Je croyais les Australiennes comme leurs kangourous. Avec du ressort dans les hanches, cet art de s’envoyer en l’air et loin. Que nenni. D’étale mystère et d’onde tranquille, Cathy scrutait les poutres du plafond. Peut-être étaient-elles à repeindre?

- Ho hé? Si j’dérange tu m’le dis hein!

- Je t’en prie darling, verse-moi encore un peu de vin.

Oh la la! Pourquoi il faut que je fasse tout moi?

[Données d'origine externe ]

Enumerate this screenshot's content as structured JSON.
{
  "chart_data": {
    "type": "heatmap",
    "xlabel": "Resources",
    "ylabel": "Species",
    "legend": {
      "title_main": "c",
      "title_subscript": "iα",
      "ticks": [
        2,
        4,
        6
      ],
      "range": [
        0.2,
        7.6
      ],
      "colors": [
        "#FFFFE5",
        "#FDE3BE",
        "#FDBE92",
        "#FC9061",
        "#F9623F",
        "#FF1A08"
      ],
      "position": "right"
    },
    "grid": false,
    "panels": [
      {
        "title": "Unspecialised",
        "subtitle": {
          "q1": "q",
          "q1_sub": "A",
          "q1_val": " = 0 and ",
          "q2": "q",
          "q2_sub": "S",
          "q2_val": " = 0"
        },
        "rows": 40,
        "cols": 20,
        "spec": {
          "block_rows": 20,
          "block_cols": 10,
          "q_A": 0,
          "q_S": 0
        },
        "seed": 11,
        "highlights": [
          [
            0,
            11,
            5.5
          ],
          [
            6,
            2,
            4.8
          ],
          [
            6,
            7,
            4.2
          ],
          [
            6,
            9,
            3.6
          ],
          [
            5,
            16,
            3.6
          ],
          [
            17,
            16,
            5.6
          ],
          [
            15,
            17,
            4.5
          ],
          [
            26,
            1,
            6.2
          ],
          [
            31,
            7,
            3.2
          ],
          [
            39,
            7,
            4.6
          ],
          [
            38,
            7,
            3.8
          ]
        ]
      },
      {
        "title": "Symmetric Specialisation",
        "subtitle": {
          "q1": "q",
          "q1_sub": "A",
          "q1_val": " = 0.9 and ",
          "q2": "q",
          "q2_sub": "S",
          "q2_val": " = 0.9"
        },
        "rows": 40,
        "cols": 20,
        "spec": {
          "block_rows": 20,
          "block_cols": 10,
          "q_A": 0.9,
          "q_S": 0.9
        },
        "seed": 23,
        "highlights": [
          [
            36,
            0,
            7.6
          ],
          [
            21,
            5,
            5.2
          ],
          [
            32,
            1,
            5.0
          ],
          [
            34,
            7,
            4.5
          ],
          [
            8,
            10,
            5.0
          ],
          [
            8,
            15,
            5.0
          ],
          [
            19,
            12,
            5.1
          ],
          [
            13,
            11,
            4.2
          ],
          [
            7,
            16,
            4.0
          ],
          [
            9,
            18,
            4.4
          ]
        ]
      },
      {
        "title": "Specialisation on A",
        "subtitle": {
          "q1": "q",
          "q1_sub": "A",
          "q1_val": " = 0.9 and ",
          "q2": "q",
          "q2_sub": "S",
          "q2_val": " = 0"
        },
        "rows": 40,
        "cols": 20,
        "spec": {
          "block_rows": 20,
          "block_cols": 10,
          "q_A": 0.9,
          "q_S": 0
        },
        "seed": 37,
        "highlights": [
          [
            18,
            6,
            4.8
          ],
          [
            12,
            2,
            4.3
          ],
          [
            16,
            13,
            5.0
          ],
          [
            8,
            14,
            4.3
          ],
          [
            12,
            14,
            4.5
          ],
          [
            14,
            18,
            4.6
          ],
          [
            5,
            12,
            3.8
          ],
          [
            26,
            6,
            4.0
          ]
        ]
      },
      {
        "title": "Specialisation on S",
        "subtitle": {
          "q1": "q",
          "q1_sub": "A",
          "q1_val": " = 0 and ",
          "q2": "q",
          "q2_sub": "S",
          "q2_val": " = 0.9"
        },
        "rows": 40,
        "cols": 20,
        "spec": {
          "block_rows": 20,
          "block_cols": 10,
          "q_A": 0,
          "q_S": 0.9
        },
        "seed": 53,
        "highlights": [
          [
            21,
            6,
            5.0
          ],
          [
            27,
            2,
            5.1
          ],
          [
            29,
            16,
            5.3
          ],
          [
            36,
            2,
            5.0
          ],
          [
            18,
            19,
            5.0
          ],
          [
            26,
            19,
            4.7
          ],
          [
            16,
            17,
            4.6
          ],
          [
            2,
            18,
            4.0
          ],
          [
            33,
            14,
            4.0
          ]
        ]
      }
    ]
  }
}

On a fait un concours finalement: elle me montre une position, je pige parmi ma quinzaine connue. Au « chien » j’opposai la « lotus ». À « l’écolière » le « pendule ». Une demi-bouteille de Bin 407 à peaufiner des variantes de la « soixante-neuf ». Vint la finale où elle suggéra la « missionnaire »… J’ai perdu. À court, épuisé et dérangé. Bein coudonc! Ça m’en fera seize!

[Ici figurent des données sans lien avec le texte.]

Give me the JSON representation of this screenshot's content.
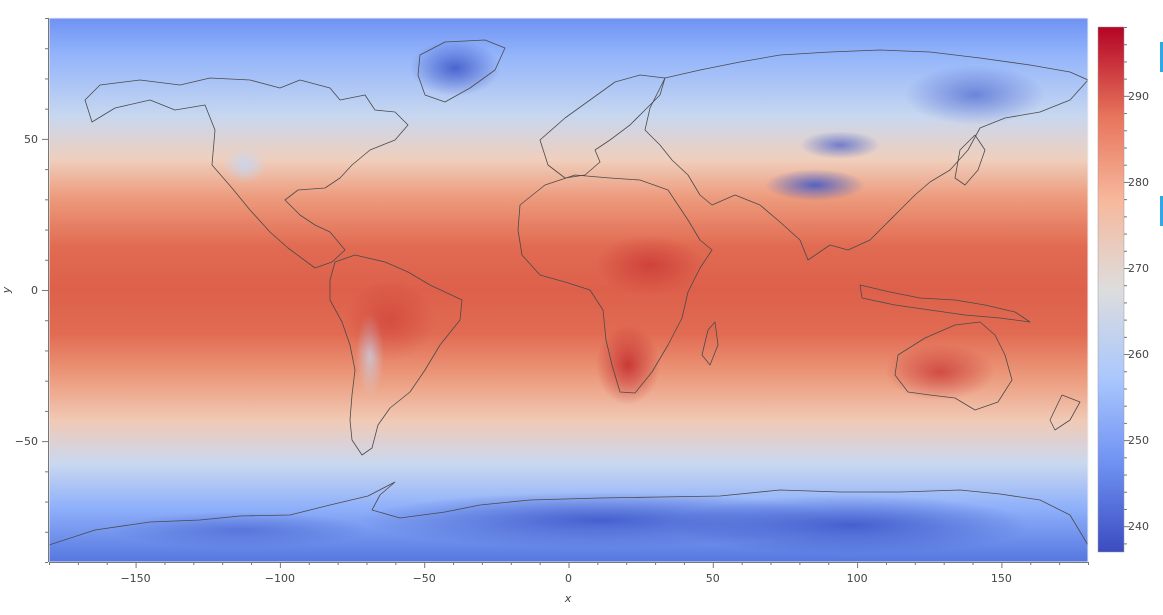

Ma préférée c’était la « chevauchée »: vous êtes la monture, c’est elle la cavalière. Ça développe le sens de l’observation. Alors qu’elle s’échine, vous trottez gentiment en contemplant le plafond qui, effectivement, aurait besoin d’être repeint.

Après tout, pourquoi ça serait à moi de tout faire?

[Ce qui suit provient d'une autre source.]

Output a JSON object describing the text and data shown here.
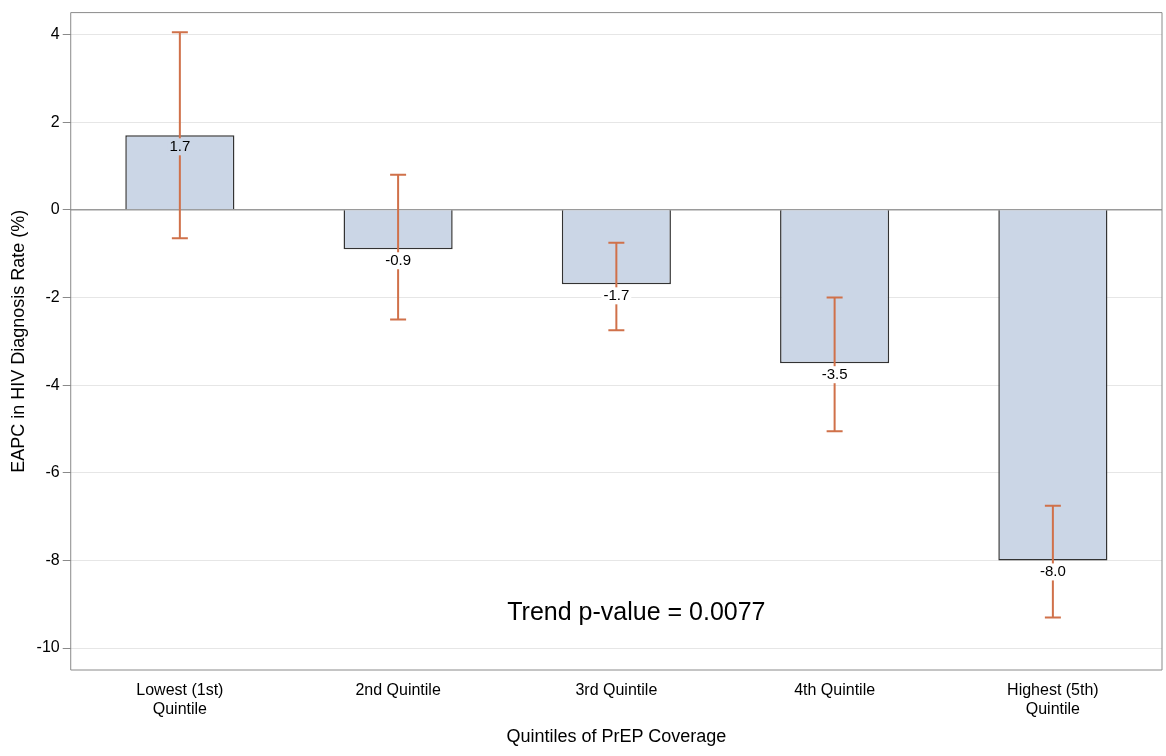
{
  "chart_data": {
    "type": "bar",
    "xlabel": "Quintiles of PrEP Coverage",
    "ylabel": "EAPC in HIV Diagnosis Rate (%)",
    "categories": [
      "Lowest (1st) Quintile",
      "2nd Quintile",
      "3rd Quintile",
      "4th Quintile",
      "Highest (5th) Quintile"
    ],
    "values": [
      1.7,
      -0.9,
      -1.7,
      -3.5,
      -8.0
    ],
    "errors": [
      [
        -0.65,
        4.05
      ],
      [
        -2.5,
        0.8
      ],
      [
        -2.75,
        -0.75
      ],
      [
        -5.05,
        -2.0
      ],
      [
        -9.3,
        -6.75
      ]
    ],
    "color": "#cbd6e6",
    "value_labels": [
      "1.7",
      "-0.9",
      "-1.7",
      "-3.5",
      "-8.0"
    ],
    "ylim": [
      -10.5,
      4.5
    ],
    "yticks": [
      -10,
      -8,
      -6,
      -4,
      -2,
      0,
      2,
      4
    ],
    "grid": "y",
    "ref_lines": [
      {
        "axis": "y",
        "value": 0,
        "color": "#9a9a9a"
      }
    ],
    "annotations": [
      "Trend p-value = 0.0077"
    ],
    "legend": false
  }
}
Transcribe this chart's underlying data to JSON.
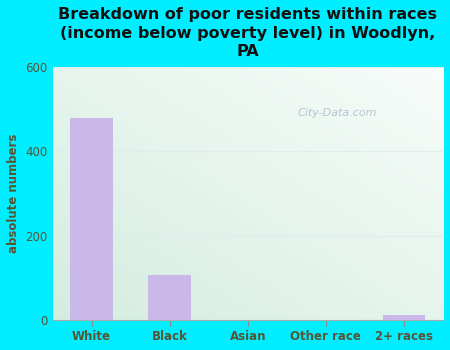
{
  "title": "Breakdown of poor residents within races\n(income below poverty level) in Woodlyn,\nPA",
  "categories": [
    "White",
    "Black",
    "Asian",
    "Other race",
    "2+ races"
  ],
  "values": [
    480,
    105,
    0,
    0,
    10
  ],
  "bar_color": "#c9b8e8",
  "ylabel": "absolute numbers",
  "ylim": [
    0,
    600
  ],
  "yticks": [
    0,
    200,
    400,
    600
  ],
  "bg_outer": "#00eeff",
  "bg_plot_topleft": "#d4ede0",
  "bg_plot_topright": "#f0faf5",
  "bg_plot_bottom": "#e8f5ec",
  "title_color": "#111111",
  "title_fontsize": 11.5,
  "axis_label_color": "#555533",
  "tick_color": "#555533",
  "watermark": "City-Data.com",
  "watermark_color": "#aabbcc",
  "grid_color": "#ddeeee",
  "figsize": [
    4.5,
    3.5
  ],
  "dpi": 100
}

J’étais en « mission », genre missionnaire en phase terminale. Mon éducatrice me trouvait par moments du talent. En insistant, j’aurais une bonne note. Bientôt le toit allait éclater et ma pédagogue s’envolerait. Dehors grondait l’orage depuis peu. Tambourinait et mon cœur et la pluie à la fenêtre, quand soudain cambrant d’instinct les reins… plouc… plouc… plouc…

- Shit!

- Quoi? T’arrête-pas sweatheart. C’est bon.

- Le tabarnak de plafond!

- Quoi le plafond?

- Y m’dégoute dans l’dos bonyeu!

J’ai roulé de côté, sur le dos. Plouc… plouc… S’ensuivirent deux gouttes ou trois sur son ventre. Elle comprit en pouffant de rire. J’ai tassé une commode, déchiré la moustiquaire en déplaçant le lit.

Décidément, c’est moi qui dois tout faire ici!

Après la douche, j’ai terminé la nuit sur la terrasse protégée par une avancée du toit, une coupe de vin à la main, comptant les éclairs zébrer la nuit, lisant Evangeline, A Tale of Acadie (Henry Wadsworth Longfellow, 1847), ce long poème épique si cher aux Acadiens. Quand je suis rentré, l’aube déposait déjà une lumière dorée sur Cathy endormie.

J’ai pudiquement remonté les draps, fermé le rideau, éteint la lampe de la terrasse et suis allé commander le p’tit dej pour deux aux cuisines. J’ai également demandé au proprio de réparer le toit en prévision d’un futur combat.

Pourquoi c’est toujours moi qui fais tout ici?